The article is based on an extract from a short novel «The Night Before Christmas», which was Gogol’s first work of fiction featuring the image of Saint Petersburg.
The city is shown through perception of Vakula the locksmith, an inhabitant of Dikanka, and it appears that the aspects of the image are shaped entirely by the «distancing» technique. However, the comparison of this description of St. Petersburg with the one in «Boris Godunov», an earlier article by Gogol, reveals that the scenes witnessed by Vakula are very much the same as the ones described in the article. At the same time, St. Petersburg of «The Night Before Christmas» bears a certain resemblance to the corresponding scenes in «Nesvski Prospekt», another Gogol’s novel. What is most interesting, however, is that the description of St. Petersburg found in the Christmas tale reappears in other Gogol’s works, not set in St. Petersburg. What matters here is not that Gogol’s locus of St. Petersburg tends to expand, but the unity of the writer’s artistic thinking, resulting in numerous reiterations of his imagery in a variety of texts. Taking these correspondences into account brings to light many shades of meaning conveyed by the image of St.
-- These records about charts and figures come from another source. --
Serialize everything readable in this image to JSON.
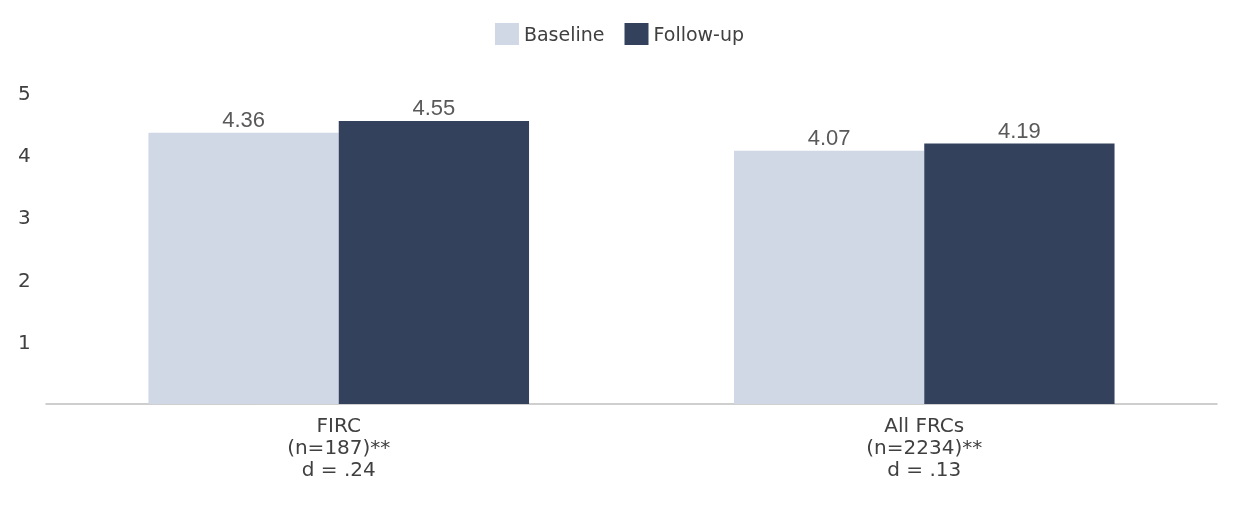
{
  "chart_data": {
    "type": "bar",
    "categories": [
      "FIRC\n(n=187)**\nd = .24",
      "All FRCs\n(n=2234)**\nd = .13"
    ],
    "series": [
      {
        "name": "Baseline",
        "color": "#d0d7e5",
        "values": [
          4.36,
          4.07
        ]
      },
      {
        "name": "Follow-up",
        "color": "#33415c",
        "values": [
          4.55,
          4.19
        ]
      }
    ],
    "ylim": [
      0,
      5
    ],
    "yticks": [
      1,
      2,
      3,
      4,
      5
    ],
    "data_labels": true,
    "grid": false,
    "legend": "top"
  }
}
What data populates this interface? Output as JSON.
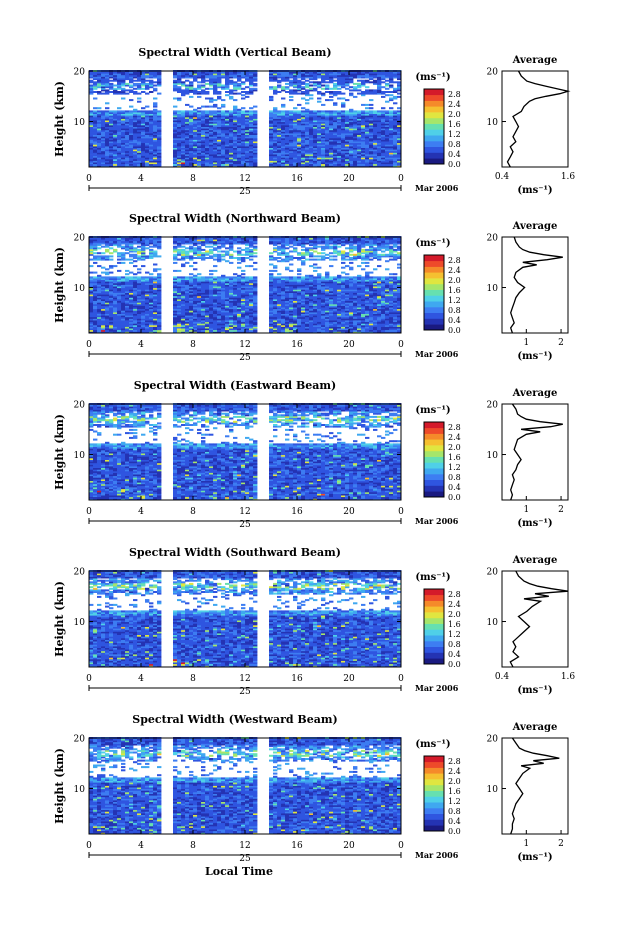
{
  "figure": {
    "colorbar_unit": "(ms⁻¹)",
    "colorbar_ticks": [
      "0.0",
      "0.4",
      "0.8",
      "1.2",
      "1.6",
      "2.0",
      "2.4",
      "2.8"
    ],
    "colorbar_range": [
      0,
      3.0
    ],
    "colorbar_colors": [
      "#1a1a80",
      "#2433b3",
      "#2f55e0",
      "#3d7df2",
      "#3fa8f0",
      "#4fd0e8",
      "#66e0b0",
      "#a6e66a",
      "#e0e640",
      "#f5c030",
      "#f58a2a",
      "#ee4a2a",
      "#d41a2a"
    ],
    "date_label": "Mar 2006",
    "day_label": "25",
    "time_ticks": [
      "0",
      "4",
      "8",
      "12",
      "16",
      "20",
      "0"
    ],
    "height_ticks": [
      "20",
      "10"
    ],
    "ylabel": "Height (km)",
    "xlabel": "Local Time",
    "average_title": "Average",
    "average_unit": "(ms⁻¹)",
    "gaps_hours": [
      [
        5.8,
        6.2
      ],
      [
        13.0,
        13.8
      ]
    ]
  },
  "chart_data": [
    {
      "type": "heatmap",
      "title": "Spectral Width (Vertical Beam)",
      "xlabel": "",
      "ylabel": "Height (km)",
      "xlim": [
        0,
        24
      ],
      "ylim": [
        1,
        20
      ],
      "z_unit": "ms⁻¹",
      "z_range": [
        0,
        3.0
      ],
      "average": {
        "title": "Average",
        "xticks": [
          "0.4",
          "1.6"
        ],
        "xlim": [
          0.4,
          1.6
        ],
        "profile": {
          "height": [
            1,
            2,
            3,
            4,
            5,
            6,
            7,
            8,
            9,
            10,
            11,
            12,
            13,
            14,
            14.5,
            15,
            15.5,
            16,
            16.5,
            17,
            17.5,
            18,
            19,
            20
          ],
          "value": [
            0.55,
            0.5,
            0.55,
            0.6,
            0.55,
            0.65,
            0.6,
            0.65,
            0.7,
            0.65,
            0.6,
            0.75,
            0.8,
            0.9,
            1.0,
            1.2,
            1.45,
            1.6,
            1.4,
            1.2,
            1.0,
            0.85,
            0.75,
            0.7
          ]
        }
      }
    },
    {
      "type": "heatmap",
      "title": "Spectral Width (Northward Beam)",
      "xlabel": "",
      "ylabel": "Height (km)",
      "xlim": [
        0,
        24
      ],
      "ylim": [
        1,
        20
      ],
      "z_unit": "ms⁻¹",
      "z_range": [
        0,
        3.0
      ],
      "average": {
        "title": "Average",
        "xticks": [
          "1",
          "2"
        ],
        "xlim": [
          0.3,
          2.2
        ],
        "profile": {
          "height": [
            1,
            2,
            3,
            4,
            5,
            6,
            7,
            8,
            9,
            10,
            11,
            12,
            13,
            14,
            14.5,
            15,
            15.5,
            16,
            16.5,
            17,
            17.5,
            18,
            19,
            20
          ],
          "value": [
            0.6,
            0.55,
            0.65,
            0.6,
            0.55,
            0.6,
            0.65,
            0.7,
            0.8,
            0.95,
            0.75,
            0.65,
            0.7,
            0.9,
            1.3,
            0.9,
            1.6,
            2.05,
            1.5,
            1.1,
            0.9,
            0.8,
            0.7,
            0.65
          ]
        }
      }
    },
    {
      "type": "heatmap",
      "title": "Spectral Width (Eastward Beam)",
      "xlabel": "",
      "ylabel": "Height (km)",
      "xlim": [
        0,
        24
      ],
      "ylim": [
        1,
        20
      ],
      "z_unit": "ms⁻¹",
      "z_range": [
        0,
        3.0
      ],
      "average": {
        "title": "Average",
        "xticks": [
          "1",
          "2"
        ],
        "xlim": [
          0.3,
          2.2
        ],
        "profile": {
          "height": [
            1,
            2,
            3,
            4,
            5,
            6,
            7,
            8,
            9,
            10,
            11,
            12,
            13,
            14,
            14.5,
            15,
            15.5,
            16,
            16.5,
            17,
            17.5,
            18,
            19,
            20
          ],
          "value": [
            0.55,
            0.6,
            0.55,
            0.6,
            0.65,
            0.6,
            0.7,
            0.75,
            0.85,
            0.75,
            0.65,
            0.7,
            0.75,
            1.0,
            1.4,
            0.85,
            1.7,
            2.05,
            1.4,
            1.0,
            0.85,
            0.75,
            0.7,
            0.6
          ]
        }
      }
    },
    {
      "type": "heatmap",
      "title": "Spectral Width (Southward Beam)",
      "xlabel": "",
      "ylabel": "Height (km)",
      "xlim": [
        0,
        24
      ],
      "ylim": [
        1,
        20
      ],
      "z_unit": "ms⁻¹",
      "z_range": [
        0,
        3.0
      ],
      "average": {
        "title": "Average",
        "xticks": [
          "0.4",
          "1.6"
        ],
        "xlim": [
          0.4,
          1.6
        ],
        "profile": {
          "height": [
            1,
            2,
            3,
            4,
            5,
            6,
            7,
            8,
            9,
            10,
            11,
            12,
            13,
            14,
            14.5,
            15,
            15.5,
            16,
            16.5,
            17,
            17.5,
            18,
            19,
            20
          ],
          "value": [
            0.6,
            0.55,
            0.7,
            0.6,
            0.65,
            0.6,
            0.7,
            0.8,
            0.9,
            0.8,
            0.7,
            0.85,
            0.95,
            1.1,
            0.8,
            1.25,
            1.0,
            1.6,
            1.3,
            1.05,
            0.9,
            0.8,
            0.7,
            0.65
          ]
        }
      }
    },
    {
      "type": "heatmap",
      "title": "Spectral Width (Westward Beam)",
      "xlabel": "Local Time",
      "ylabel": "Height (km)",
      "xlim": [
        0,
        24
      ],
      "ylim": [
        1,
        20
      ],
      "z_unit": "ms⁻¹",
      "z_range": [
        0,
        3.0
      ],
      "average": {
        "title": "Average",
        "xticks": [
          "1",
          "2"
        ],
        "xlim": [
          0.3,
          2.2
        ],
        "profile": {
          "height": [
            1,
            2,
            3,
            4,
            5,
            6,
            7,
            8,
            9,
            10,
            11,
            12,
            13,
            14,
            14.5,
            15,
            15.5,
            16,
            16.5,
            17,
            17.5,
            18,
            19,
            20
          ],
          "value": [
            0.55,
            0.6,
            0.6,
            0.65,
            0.6,
            0.65,
            0.7,
            0.8,
            0.9,
            0.8,
            0.7,
            0.8,
            0.9,
            1.1,
            0.85,
            1.5,
            1.2,
            1.95,
            1.6,
            1.2,
            0.95,
            0.8,
            0.7,
            0.6
          ]
        }
      }
    }
  ]
}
Petersburg in «The Night Before Christmas». More importantly, what these sematic correspondences indicate is the unity of Gogol’s creative thinking – the topic which has attracted attention of researchers, but has not been
thoroughly investigated. For this reason, the author of the article deems it necessary to create The Gogol Semantics Dictionary, which will help to clarify particular meanings of images or motives in their paradigmatic perspective.
For citation: Kapustin N.V. On semantic reiterations in Gogol’s prose: from “Evenings…” to “Petersburg Tales”, Ivanovo State University Bulletin, Series: Humanities, 2024, iss. 4, pp. 15—21.